Editor's note: This is the second of two parts looking at the growth of higher education in Howard County. Thursday: IUK. Today: Ivy Tech.
When Ivy Tech first came to Kokomo in 1968, it was called Indiana Vocational Technical College, and the entire campus consisted of a two-story building on U.S. 31 on the city’s south side.
Eight years later, it moved to its current location at 1815 E. Morgan St. Over the next 40 years, the college acquired a disconnected assortment of nearby manufacturing buildings to accommodate growing enrollment and new programs fueled by a demand for vocational training.
But now, the Ivy Tech Kokomo campus is in the middle transforming into something it’s never been before: a centralized, cohesive campus where students can walk to classes, participate in student life and services they need in one location.
Chancellor Dean McCurdy said the massive, $43-million renovation and construction project is the first time the school has had a chance to reconfigure the campus into a logical, walkable space that actually feels like a traditional college.
“We’ve grown so much since 1976,” he said. “ … Now we have a chance to completely redo everything. It’s almost like starting from scratch. Everything is new.”
The project marks what is likely the largest, and most expensive, single project Ivy Tech has ever undertaken statewide in its history. It’s also the second largest state-supported project in the history of Howard County. The most expensive publicly funded project was the $155-million U.S. 31 bypass that opened in 2013.
“It’s a game changer for us,” McCurdy said. “It’s an absolutely huge project.”
The bulk of the new campus will entail gutting and renovating over 200,000 square feet of current building space into new classrooms and labs that will serve the more than 100 programs offered at the college. There will be close to 40,000 square feet of new space, McCurdy said.
Some of the programs seeing the biggest investment include $12 million towards health sciences and nursing programs, $7 million towards automotive, diesel labs and agriculture programs, and $8 million towards technology programs.

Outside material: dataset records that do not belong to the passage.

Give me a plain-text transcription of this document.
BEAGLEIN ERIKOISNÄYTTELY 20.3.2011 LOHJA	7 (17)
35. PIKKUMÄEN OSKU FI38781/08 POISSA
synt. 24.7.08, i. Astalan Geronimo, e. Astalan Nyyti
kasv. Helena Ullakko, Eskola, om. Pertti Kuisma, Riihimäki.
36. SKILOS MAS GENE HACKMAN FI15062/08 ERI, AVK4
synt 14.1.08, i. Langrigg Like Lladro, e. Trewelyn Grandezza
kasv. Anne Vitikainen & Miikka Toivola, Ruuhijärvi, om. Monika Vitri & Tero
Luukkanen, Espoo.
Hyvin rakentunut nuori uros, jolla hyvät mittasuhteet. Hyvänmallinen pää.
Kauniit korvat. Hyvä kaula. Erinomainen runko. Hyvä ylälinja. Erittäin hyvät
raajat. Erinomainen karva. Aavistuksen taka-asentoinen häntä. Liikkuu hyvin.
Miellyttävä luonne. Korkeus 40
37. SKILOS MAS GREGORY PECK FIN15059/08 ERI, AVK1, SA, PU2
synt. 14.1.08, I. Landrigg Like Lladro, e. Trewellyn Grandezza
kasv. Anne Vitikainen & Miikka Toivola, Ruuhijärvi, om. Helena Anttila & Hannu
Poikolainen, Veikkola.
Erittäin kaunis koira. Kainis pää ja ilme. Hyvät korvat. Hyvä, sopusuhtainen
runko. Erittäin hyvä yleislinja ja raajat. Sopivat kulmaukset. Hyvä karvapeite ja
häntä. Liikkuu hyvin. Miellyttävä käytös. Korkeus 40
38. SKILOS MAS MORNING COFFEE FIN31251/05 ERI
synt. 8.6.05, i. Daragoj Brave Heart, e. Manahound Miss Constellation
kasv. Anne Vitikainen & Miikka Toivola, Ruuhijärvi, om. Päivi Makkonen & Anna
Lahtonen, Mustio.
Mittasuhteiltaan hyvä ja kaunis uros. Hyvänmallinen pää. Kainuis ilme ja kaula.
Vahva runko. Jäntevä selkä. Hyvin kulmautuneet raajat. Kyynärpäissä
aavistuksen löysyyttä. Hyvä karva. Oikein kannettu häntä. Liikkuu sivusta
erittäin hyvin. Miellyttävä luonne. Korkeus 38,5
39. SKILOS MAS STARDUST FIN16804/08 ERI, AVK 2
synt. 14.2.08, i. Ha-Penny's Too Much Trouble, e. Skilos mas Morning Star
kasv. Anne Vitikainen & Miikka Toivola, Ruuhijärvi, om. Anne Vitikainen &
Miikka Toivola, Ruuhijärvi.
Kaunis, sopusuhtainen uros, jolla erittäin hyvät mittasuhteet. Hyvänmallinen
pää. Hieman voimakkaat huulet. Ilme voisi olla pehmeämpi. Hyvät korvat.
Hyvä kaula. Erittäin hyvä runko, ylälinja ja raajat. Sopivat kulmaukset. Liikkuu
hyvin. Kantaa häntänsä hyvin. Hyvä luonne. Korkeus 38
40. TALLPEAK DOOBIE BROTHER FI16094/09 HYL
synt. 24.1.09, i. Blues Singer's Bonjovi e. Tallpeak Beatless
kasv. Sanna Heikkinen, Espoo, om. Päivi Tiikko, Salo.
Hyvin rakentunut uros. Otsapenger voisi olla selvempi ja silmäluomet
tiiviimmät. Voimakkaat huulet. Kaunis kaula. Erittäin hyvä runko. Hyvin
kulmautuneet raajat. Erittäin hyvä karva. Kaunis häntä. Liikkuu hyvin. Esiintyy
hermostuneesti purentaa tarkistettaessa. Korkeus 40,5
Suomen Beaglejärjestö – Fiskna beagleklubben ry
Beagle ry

But a good portion of the renovations will also focus on creating a space that has the look and feel of a traditional college campus. That includes $16 million in infrastructure upgrades with lots of greenspace, walkways and sidewalks, and a student-commons area sponsored by Community Howard Regional Health.
McCurdy said the new campus not only aims to provide the most up-to-date, high-tech educational experience to students, but also aims to be a place students enjoy coming to.
“We’re becoming a city that has nice things and is focusing on quality of place,” he said. “We’re doing the same thing here at Ivy Tech. We’re making it an attractive place where students want to come and stay and learn and spend time.”
Sue Ellspermann, the president of Ivy Tech Community College, agreed. She said not only will the campus provide a better learning experience for students, it will also improve the city's image and quality of life.
"It is about creating a great community, and we believe that these efforts improve the city for current residents and make it more attractive to the many more new residents we would like to bring here," Ellspermann said. " ... This campus will be a focal point of what will soon be an important gateway to northeast Kokomo."
Today, the campus is a full-on construction zone as crews work furiously to complete the project in the next 18 months. Last week, the site was a hive of dump trucks hauling 200 tons of gravel every day to lay down for the parking lots.
On Thursday evening, a horde of local and state officials, along with business leaders from the area, stood in the middle of that construction for an ceremonial ground-breaking celebrating the new campus.
Although construction started in May, the event was a way to thank all the people, businesses and groups who have contributed to the project's capital campaign, which aims to raise $3 million in private funding to supplement the $40 million appropriated last year to the project by the state. So far, the campaign has garnered more than $1.7 million.
McCurdy said at the end of the day, the new campus is hyper-focused on one thing: training students to meet the workforce demands in the community.
That’s why Ivy Tech asked executives and officials from Fiat Chrysler Automobiles, St. Vincent Kokomo, Community Howard Regional Health and other major employers in the area to recommend what kinds of labs, equipment and programs to offer at the new campus to fill the specific job needs at their facilities.
“We’re taking the local workforce demand and laying our programs on top of that need,” he said. “There are so many positions that are going unfilled now in this county and region. We have the workforce. It’s just a matter of them getting that level of attainment they need to go into those jobs.”
Ivy Tech has also set an aggressive goal to get 60 percent of the area’s workforce a post-secondary degree or credential by 2025. Currently, only 28 percent of adults in Howard County have an associate’s, bachelor’s or higher degree. That’s 4 percent below the state average.
But with the new campus, McCurdy said, Ivy Tech Kokomo anticipates doubling its on-campus student enrollment from 2,000 to well over 4,000. The college also expects a major spike in students taking online classes and other programs that aren't available on the Kokomo campus.
Ellspermann said for decades, Ivy Tech Community College has been Indiana's "workforce engine." Now, with a new, high-tech campus, the Kokomo location is set to rev up the local and regional economy more than ever.
"One of goals is to put more community into community college," she said. "That's really what this project does. It responds to the needs of the community."